Si tout cela semble un peu déroutant, c'est parce que c'est le cas, mais Anderson ne laisse pas les couches sans fin d' Asteroid City l'entraîner. Avant longtemps, ses différents niveaux de réalité se sont effondrés sur eux-mêmes au point que les acteurs fictifs du film et les personnages qu'ils ont été embauchés pour jouer se sentent interchangeables – sauf dans les rares moments où ils ne sont pas censés le faire. Visuellement, Anderson et Yeoman utilisent la palette noir et blanc des scènes de Broadway du film pour les séparer de ses séquences en technicolor, qui représentent la véritable dramatisation de la pièce éponyme d' Asteroid City .

Anderson, pour sa part, utilise la production de la pièce de fiction du film, ainsi que la pièce elle-même, pour explorer comment le processus artistique peut forcer une personne à se remettre en question et à remettre en question ses émotions de la même manière que la vie. Ici, le cinéaste postule que les questions d'un acteur sur son rôle ne sont finalement pas si différentes des questions que nous nous posons dans des moments de confusion et de chagrin accablants. C'est un témoignage de la façon dont Anderson réussit ce tour dans Asteroid City , quand un personnage demande soudainement "Est-ce que je le joue bien?" à haute voix, on ne sait pas au départ s'il s'agit de l'un des acteurs de Broadway du film qui remet en question sa performance ou d'un père accablé de chagrin qui se demande à quel point il laisse tomber ses enfants.

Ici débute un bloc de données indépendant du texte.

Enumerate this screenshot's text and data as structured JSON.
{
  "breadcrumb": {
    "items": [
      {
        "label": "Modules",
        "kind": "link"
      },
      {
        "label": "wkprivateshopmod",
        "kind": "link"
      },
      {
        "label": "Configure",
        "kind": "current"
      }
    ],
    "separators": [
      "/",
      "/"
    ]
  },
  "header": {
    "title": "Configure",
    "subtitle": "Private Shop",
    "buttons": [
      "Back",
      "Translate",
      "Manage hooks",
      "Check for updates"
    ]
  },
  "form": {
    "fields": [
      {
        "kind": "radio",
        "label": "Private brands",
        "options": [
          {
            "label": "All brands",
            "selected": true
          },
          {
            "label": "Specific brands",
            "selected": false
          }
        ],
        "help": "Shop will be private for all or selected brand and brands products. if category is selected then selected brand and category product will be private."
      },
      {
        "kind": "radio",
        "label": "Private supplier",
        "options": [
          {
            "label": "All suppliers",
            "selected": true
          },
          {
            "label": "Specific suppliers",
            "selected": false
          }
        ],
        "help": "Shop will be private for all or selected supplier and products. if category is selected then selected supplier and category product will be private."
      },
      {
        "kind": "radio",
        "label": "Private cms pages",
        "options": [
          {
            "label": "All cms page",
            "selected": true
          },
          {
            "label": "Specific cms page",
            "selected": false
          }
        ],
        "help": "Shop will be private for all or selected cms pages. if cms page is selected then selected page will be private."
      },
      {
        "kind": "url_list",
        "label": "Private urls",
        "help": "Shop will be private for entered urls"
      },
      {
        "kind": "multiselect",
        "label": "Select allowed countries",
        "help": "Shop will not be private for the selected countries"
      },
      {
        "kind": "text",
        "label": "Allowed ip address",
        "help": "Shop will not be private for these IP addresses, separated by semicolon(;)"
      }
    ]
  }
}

Jason Schwartzman et Tom Hanks se parlent au téléphone à Asteroid City.
Caractéristiques de mise au point

Au centre du jeu dans un jeu dans un téléplay d'Asteroid City se trouve Augie Steenbeck (Jason Schwartzman), un photographe de guerre qui voyage avec ses trois filles et son fils, Woodrow (Jake Ryan), jusqu'à Asteroid City. afin que Woodrow puisse participer à la convention annuelle Junior Stargazer de la ville. Là-bas, Augie dit à ses enfants que leur mère est décédée trois semaines auparavant et qu'il n'a pas eu le courage de leur dire depuis lors. Dans les jours qui suivent, Augie retrouve non seulement son beau-père ( A Man Called Otto 's Tom Hanks ), mais entame également une romance inattendue avec Johannson's Midge, une star de cinéma populaire qui arrive à Asteroid City avec elle. fille, Dinah (Grace Edwards), une autre Junior Stargazer.

Tout se détraque un peu pour tout le monde à Asteroid City lorsqu'ils sont témoins d'un événement extraterrestre sans précédent, qui oblige les forces gouvernementales présentes en ville (dirigées par le général Grif Gibson hilarant de Jeffrey Wright) à les placer sous quarantaine obligatoire. De nombreux gags comiques typiquement andersoniens suivent, y compris une dispute impliquant un rayon de la mort et un père mécontent (Liev Schrieber, à son plus glorieusement irritable) qui suscite une lecture de ligne merveilleusement drôle de Hanks. En cours de route, Anderson emballe également suffisamment de moments de flirt maladroit et de curiosité juvénile pour faire d'Asteroid City son film le plus romantique depuis Moonrise Kingdom en 2012.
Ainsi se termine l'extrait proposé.